My Child Is an Adult—Now What? Guardianship, Powers of Attorney, and Other Options

Sheila O. Zakre

Most children, with or without disabilities, continue to need parental assistance when they turn eighteen. Many parents are surprised or concerned to learn that their ability to make decisions regarding education, finances, medical care, or anything else are rights that now belong exclusively to their adult disabled child. Frequently, the parent pursues guardianship without knowing about alternatives. Other times, a parent calls because they “need” a power of attorney, having no idea that it is the child who has to agree to give the agent authority. This brief overview addresses what attorneys may consider when advising a client about guardianship and less restrictive alternatives.

This issue is timely. On June 10, 2019, The National Council on Disability, an independent federal agency that advises Congress, the President, and other federal agencies, released Turning Rights Into Reality: How Guardianship and Alternatives Impact the Autonomy of People with Intellectual and Developmental Disabilities, a comprehensive research report that recommends that less restrictive alternatives be attempted prior to guardianship. In August 2017, the ABA House of Delegates adopted a resolution backing “supported decision-making,” which is being piloted in several states and the District of Columbia, has been adopted into law in Texas and Rhode Island, and has been approved by several state courts as an alternative to guardianship.

Guardianship and Powers of Attorney

Guardianship is a legal proceeding governed by state law. If the adult child is found to be legally incompetent to manage some or all of the responsibilities expected of adults (such as deciding where to live, marrying, voting, making medical decisions, etc.) or handling finances, a guardian may be appointed over the person, estate, or both. As guardianship negates the child’s ability to exercise the rights of an adult, the petition for guardianship should be tailored to the activities that the individual actually cannot perform, and not be a blanket request for guardianship.

The durable power of attorney is a document signed by one individual (called “the principal”) appointing another individual (called the “attorney-in-fact” or “agent”) to act for him or her.

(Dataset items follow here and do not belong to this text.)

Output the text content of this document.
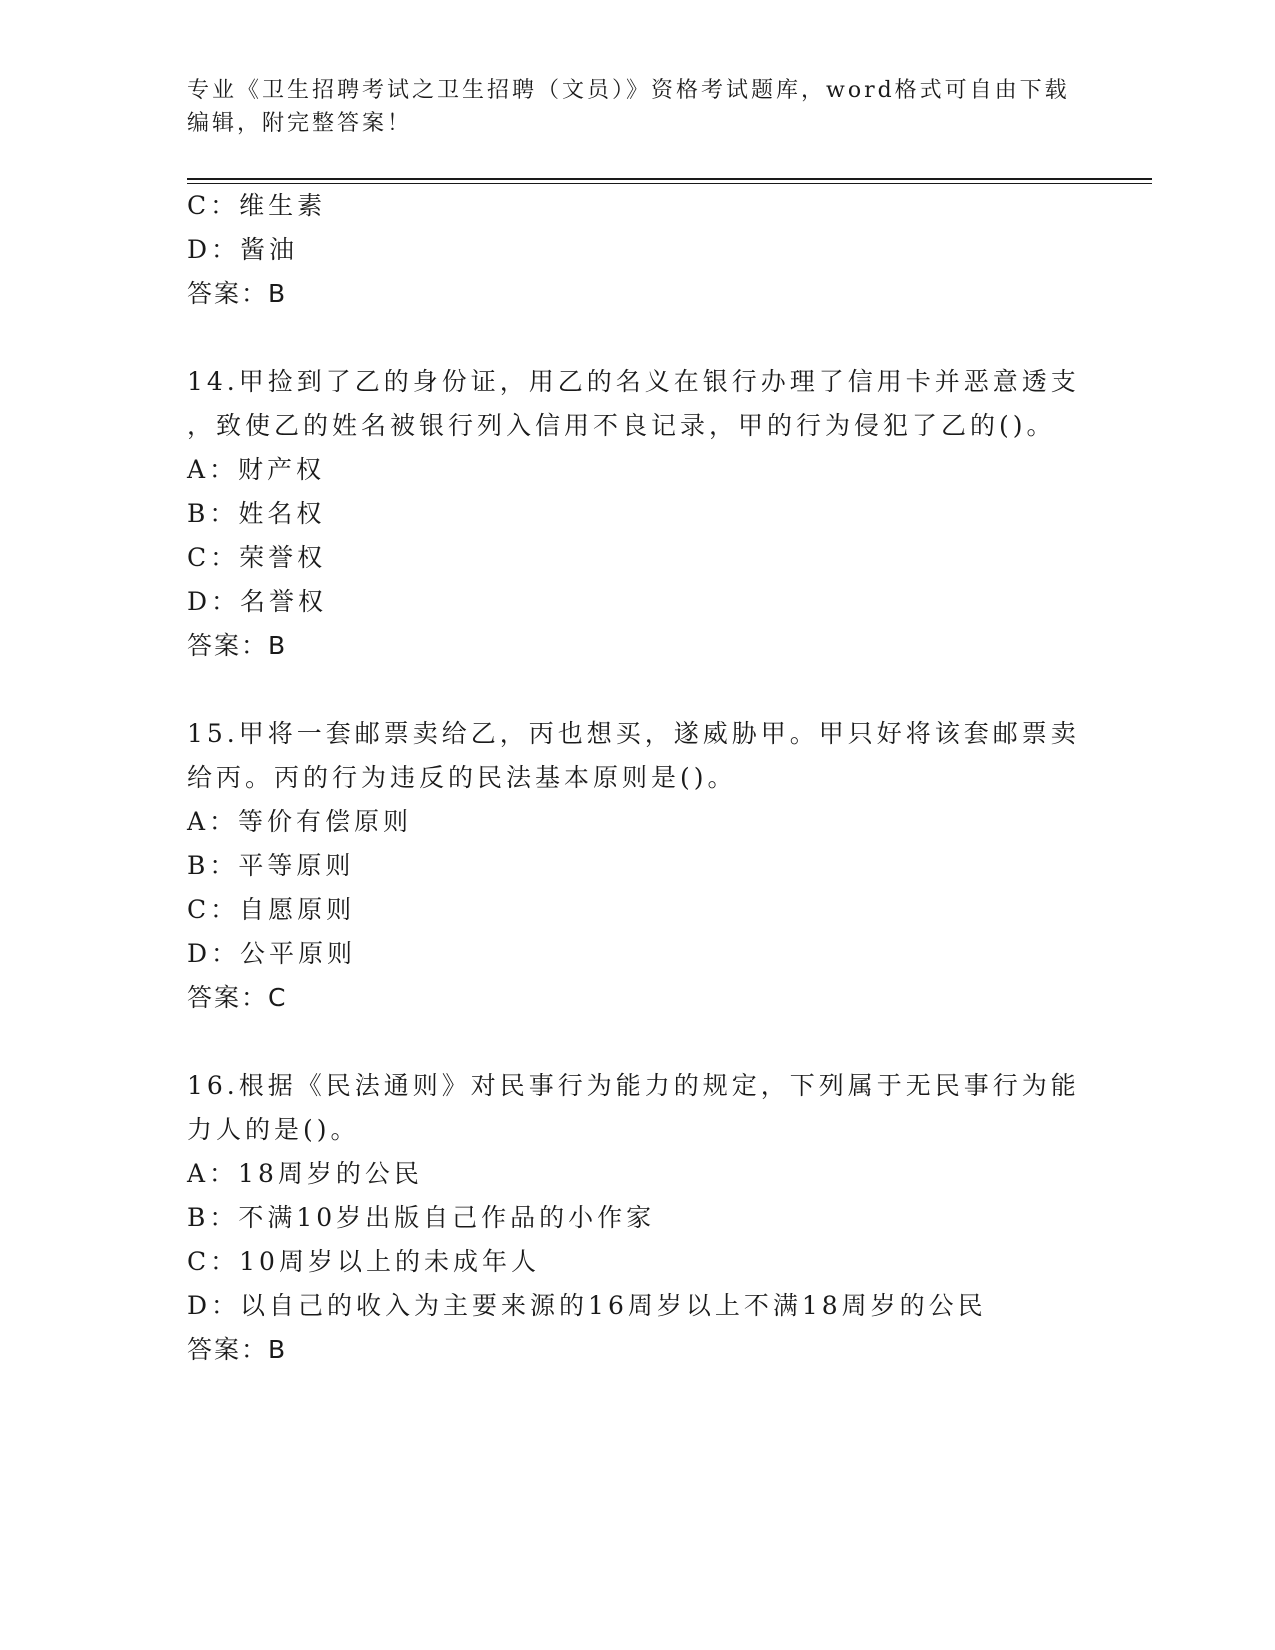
专业《卫生招聘考试之卫生招聘（文员）》资格考试题库，word格式可自由下载
编辑，附完整答案！
C：维生素
D：酱油
答案：B
14.甲捡到了乙的身份证，用乙的名义在银行办理了信用卡并恶意透支
，致使乙的姓名被银行列入信用不良记录，甲的行为侵犯了乙的()。
A：财产权
B：姓名权
C：荣誉权
D：名誉权
答案：B
15.甲将一套邮票卖给乙，丙也想买，遂威胁甲。甲只好将该套邮票卖
给丙。丙的行为违反的民法基本原则是()。
A：等价有偿原则
B：平等原则
C：自愿原则
D：公平原则
答案：C
16.根据《民法通则》对民事行为能力的规定，下列属于无民事行为能
力人的是()。
A：18周岁的公民
B：不满10岁出版自己作品的小作家
C：10周岁以上的未成年人
D：以自己的收入为主要来源的16周岁以上不满18周岁的公民
答案：B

Powers of attorney can be roughly divided into two categories: the financial durable powers of attorney that address affairs related to daily living, such as financial matters, education, public benefits, and privacy/access to documents, and those that address health care. Powers of attorney avoid court involvement. Unlike a guardianship, powers of attorney never involve adjudication of the child as incompetent. However, it is important to meet with the child alone to ensure that he or she understands the document and trusts the person appointed to be agent.

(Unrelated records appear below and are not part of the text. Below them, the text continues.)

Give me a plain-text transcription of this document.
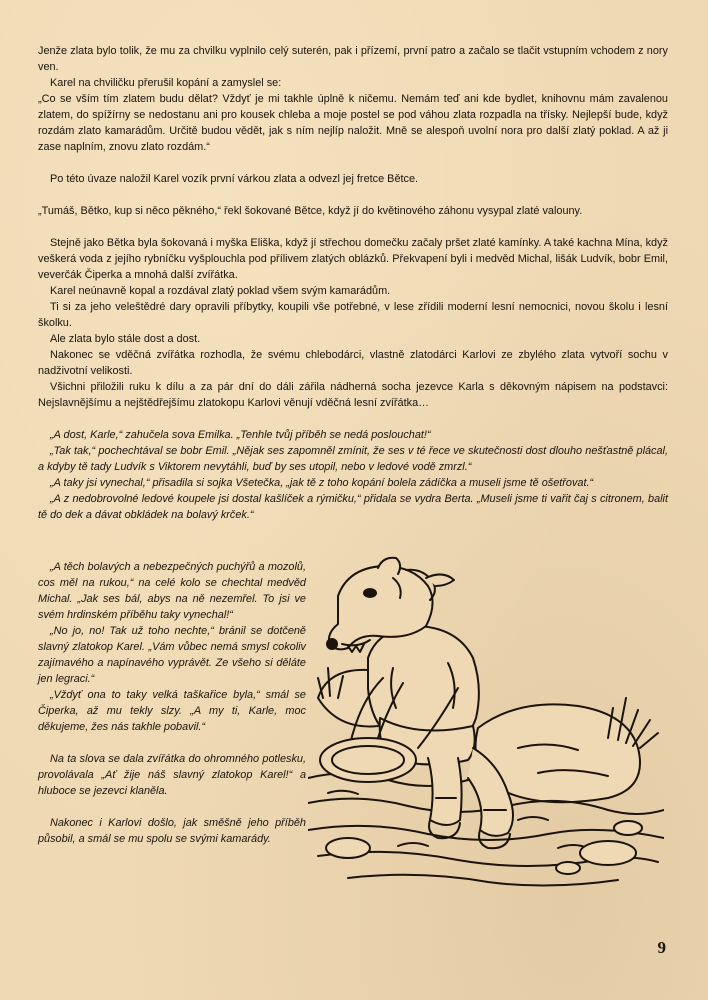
Jenže zlata bylo tolik, že mu za chvilku vyplnilo celý suterén, pak i přízemí, první patro a začalo se tlačit vstupním vchodem z nory ven.

Karel na chviličku přerušil kopání a zamyslel se:

„Co se vším tím zlatem budu dělat? Vždyť je mi takhle úplně k ničemu. Nemám teď ani kde bydlet, knihovnu mám zavalenou zlatem, do spížírny se nedostanu ani pro kousek chleba a moje postel se pod váhou zlata rozpadla na třísky. Nejlepší bude, když rozdám zlato kamarádům. Určitě budou vědět, jak s ním nejlíp naložit. Mně se alespoň uvolní nora pro další zlatý poklad. A až ji zase naplním, znovu zlato rozdám.“

Po této úvaze naložil Karel vozík první várkou zlata a odvezl jej fretce Bětce.

„Tumáš, Bětko, kup si něco pěkného,“ řekl šokované Bětce, když jí do květinového záhonu vysypal zlaté valouny.

Stejně jako Bětka byla šokovaná i myška Eliška, když jí střechou domečku začaly pršet zlaté kamínky. A také kachna Mína, když veškerá voda z jejího rybníčku vyšplouchla pod přílivem zlatých oblázků. Překvapení byli i medvěd Michal, lišák Ludvík, bobr Emil, veverčák Čiperka a mnohá další zvířátka.

Karel neúnavně kopal a rozdával zlatý poklad všem svým kamarádům.

Ti si za jeho veleštědré dary opravili příbytky, koupili vše potřebné, v lese zřídili moderní lesní nemocnici, novou školu i lesní školku.

Ale zlata bylo stále dost a dost.

Nakonec se vděčná zvířátka rozhodla, že svému chlebodárci, vlastně zlatodárci Karlovi ze zbylého zlata vytvoří sochu v nadživotní velikosti.

Všichni přiložili ruku k dílu a za pár dní do dáli zářila nádherná socha jezevce Karla s děkovným nápisem na podstavci: Nejslavnějšímu a nejštědřejšímu zlatokopu Karlovi věnují vděčná lesní zvířátka…

„A dost, Karle,“ zahučela sova Emilka. „Tenhle tvůj příběh se nedá poslouchat!“

„Tak tak,“ pochechtával se bobr Emil. „Nějak ses zapomněl zmínit, že ses v té řece ve skutečnosti dost dlouho nešťastně plácal, a kdyby tě tady Ludvík s Viktorem nevytáhli, buď by ses utopil, nebo v ledové vodě zmrzl.“

„A taky jsi vynechal,“ přisadila si sojka Všetečka, „jak tě z toho kopání bolela zádíčka a museli jsme tě ošetřovat.“

„A z nedobrovolné ledové koupele jsi dostal kašlíček a rýmičku,“ přidala se vydra Berta. „Museli jsme ti vařit čaj s citronem, balit tě do dek a dávat obkládek na bolavý krček.“

„A těch bolavých a nebezpečných puchýřů a mozolů, cos měl na rukou,“ na celé kolo se chechtal medvěd Michal. „Jak ses bál, abys na ně nezemřel. To jsi ve svém hrdinském příběhu taky vynechal!“

„No jo, no! Tak už toho nechte,“ bránil se dotčeně slavný zlatokop Karel. „Vám vůbec nemá smysl cokoliv zajímavého a napínavého vyprávět. Ze všeho si děláte jen legraci.“

„Vždyť ona to taky velká taškařice byla,“ smál se Čiperka, až mu tekly slzy. „A my ti, Karle, moc děkujeme, žes nás takhle pobavil.“

Na ta slova se dala zvířátka do ohromného potlesku, provolávala „Ať žije náš slavný zlatokop Karel!“ a hluboce se jezevci klaněla.

Nakonec i Karlovi došlo, jak směšně jeho příběh působil, a smál se mu spolu se svými kamarády.

9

The financial durable power of attorney can be effective either immediately or upon the occurrence of a certain event. In most cases, it is preferable to have a power of attorney effective immediately. If it is only effective upon the occurrence of another event, the parent would need proof that the event occurred before he or she is able to use the power of attorney and would need to present proof of that event whenever the power of attorney is used. Financial durable powers of attorney can give the parent authority to do a variety of things, such as opening bank accounts for their children, continuing to make educational decisions for their children, deciding where their children will live, and applying for benefits for their children, although in some cases, the particular agency, such as the Social Security Administration, will require an additional form to be signed before the parent can begin to take such actions.

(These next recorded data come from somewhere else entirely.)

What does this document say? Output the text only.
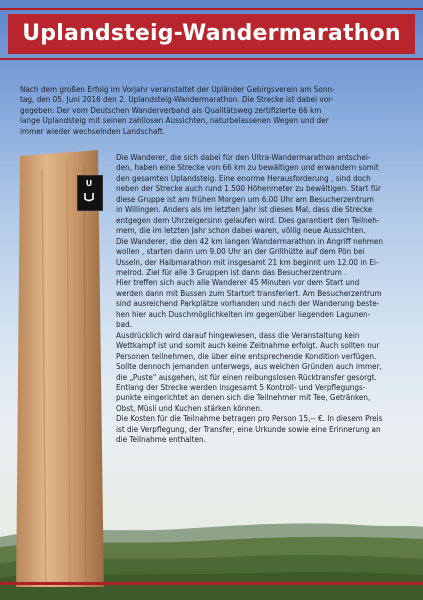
Uplandsteig-Wandermarathon
U
Nach dem großen Erfolg im Vorjahr veranstaltet der Upländer Gebirgsverein am Sonn-
tag, den 05. Juni 2016 den 2. Uplandsteig-Wandermarathon. Die Strecke ist dabei vor-
gegeben: Der vom Deutschen Wanderverband als Qualitätsweg zertifizierte 66 km
lange Uplandsteig mit seinen zahllosen Aussichten, naturbelassenen Wegen und der
immer wieder wechselnden Landschaft.
Die Wanderer, die sich dabei für den Ultra-Wandermarathon entschei-
den, haben eine Strecke von 66 km zu bewältigen und erwandern somit
den gesamten Uplandsteig. Eine enorme Herausforderung , sind doch
neben der Strecke auch rund 1.500 Höhenmeter zu bewältigen. Start für
diese Gruppe ist am frühen Morgen um 6.00 Uhr am Besucherzentrum
in Willingen. Anders als im letzten Jahr ist dieses Mal, dass die Strecke
entgegen dem Uhrzeigersinn gelaufen wird. Dies garantiert den Teilneh-
mem, die im letzten Jahr schon dabei waren, völlig neue Aussichten.
Die Wanderer, die den 42 km langen Wandermarathon in Angriff nehmen
wollen , starten dann um 9.00 Uhr an der Grillhütte auf dem Pön bei
Usseln, der Halbmarathon mit insgesamt 21 km beginnt um 12.00 in Ei-
melrod. Ziel für alle 3 Gruppen ist dann das Besucherzentrum .
Hier treffen sich auch alle Wanderer 45 Minuten vor dem Start und
werden dann mit Bussen zum Startort transferiert. Am Besucherzentrum
sind ausreichend Parkplätze vorhanden und nach der Wanderung beste-
hen hier auch Duschmöglichkeiten im gegenüber liegenden Lagunen-
bad.
Ausdrücklich wird darauf hingewiesen, dass die Veranstaltung kein
Wettkampf ist und somit auch keine Zeitnahme erfolgt. Auch sollten nur
Personen teilnehmen, die über eine entsprechende Kondition verfügen.
Sollte dennoch jemanden unterwegs, aus welchen Gründen auch immer,
die „Puste" ausgehen, ist für einen reibungslosen Rücktransfer gesorgt.
Entlang der Strecke werden insgesamt 5 Kontroll- und Verpflegungs-
punkte eingerichtet an denen sich die Teilnehmer mit Tee, Getränken,
Obst, Müsli und Kuchen stärken können.
Die Kosten für die Teilnahme betragen pro Person 15,-- €. In diesem Preis
ist die Verpflegung, der Transfer, eine Urkunde sowie eine Erinnerung an
die Teilnahme enthalten.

A durable power of attorney for adult children who are still in school should include provisions giving the parents power to exercise all the rights accorded the child by the Individuals with Disabilities Education Improvement Act of 2004 (IDEIA), which reauthorized the Individuals with Disabilities Education Act of 1990 (IDEA), and its implementing regulations; the Family Educational Rights and Privacy Act (FERPA) and its implementing regulations; the Americans with Disabilities Act (ADA) and its implementing regulations; Section 504 of the Rehabilitation Act of 1973 and its implementing regulations; and by any other federal or state law and regulation concerning education, special education, and/or vocational rehabilitation. Under the IDEA, the parent’s right to make educational decisions for the child transfers to the child on the child’s eighteenth birthday. Including such provisions gives the parent authority to accept, or challenge, school district decisions, to request evaluations, to sign Individualized Educational Programs (IEPs), request mediation or due process, settle a case on the child’s behalf, etc.

The power of attorney for health care (also called an advance directive) is similar to a financial durable power of attorney because it allows an individual capable of understanding to appoint someone else, called “the agent,” to make decisions. However, it differs from both the guardianship and a financial durable power of attorney. First, it applies only to medical care and healthcare decisions such as hospital admissions or whether to take medications or have a medical procedure. Second, it is only effective after the individual becomes unable to make medical decisions. Third, a doctor must make the determination that the individual is unable to make his or her own healthcare decisions.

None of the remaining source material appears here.